NSF Gives Supercomputer Time For 3-D Model of Spill 102
CWmike writes "Scientists have embarked on a crash effort to use one the world's largest supercomputers to create 3-D models to simulate how BP's massive Gulf of Mexico oil spill will affect coastal areas. Acting within 24 hours of receiving a request from researchers, the National Science Foundation late last week made an emergency allocation of 1 million compute hours on a supercomputer at the Texas Advanced Computing Center to study how BP's gusher will affect coastlines. The computer model they are working on 'has the potential to advise and undergird many emergency management decisions that may be made along the way, particularly if a hurricane comes through the area,' said Rick Luettich, a professor of marine sciences and head of the Institute of Marine Sciences at the University of North Carolina in Chapel Hill, who is one of the researchers on this project. Meanwhile, geographic information systems vendor ESRI has added a social spin to GIS mapping of the BP oil spill."
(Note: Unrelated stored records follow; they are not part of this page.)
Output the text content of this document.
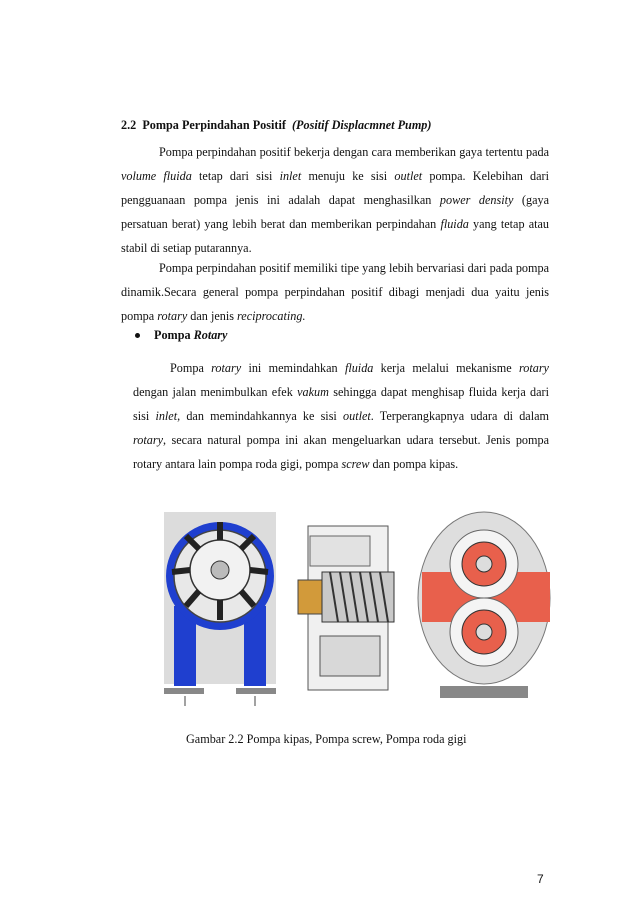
2.2 Pompa Perpindahan Positif (Positif Displacmnet Pump)

Pompa perpindahan positif bekerja dengan cara memberikan gaya tertentu pada volume fluida tetap dari sisi inlet menuju ke sisi outlet pompa. Kelebihan dari pengguanaan pompa jenis ini adalah dapat menghasilkan power density (gaya persatuan berat) yang lebih berat dan memberikan perpindahan fluida yang tetap atau stabil di setiap putarannya.

Pompa perpindahan positif memiliki tipe yang lebih bervariasi dari pada pompa dinamik.Secara general pompa perpindahan positif dibagi menjadi dua yaitu jenis pompa rotary dan jenis reciprocating.

Pompa Rotary

Pompa rotary ini memindahkan fluida kerja melalui mekanisme rotary dengan jalan menimbulkan efek vakum sehingga dapat menghisap fluida kerja dari sisi inlet, dan memindahkannya ke sisi outlet. Terperangkapnya udara di dalam rotary, secara natural pompa ini akan mengeluarkan udara tersebut. Jenis pompa rotary antara lain pompa roda gigi, pompa screw dan pompa kipas.

Gambar 2.2 Pompa kipas, Pompa screw, Pompa roda gigi
7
Re:In Time? (Score:5, Funny)
If my knowledge of B-movies is correct, there's already a GUI interface with 3D graphic modelling too (in Visual Basic, no less)! It's just a matter of typing a few parameters on a keyboard. How real supercomputers got mixed up in a cheap disaster movie, I'll never know.
Tar Ball (Score:5, Funny)
They should make a big Tar Ball containing the build of the software they write that performs this analysis.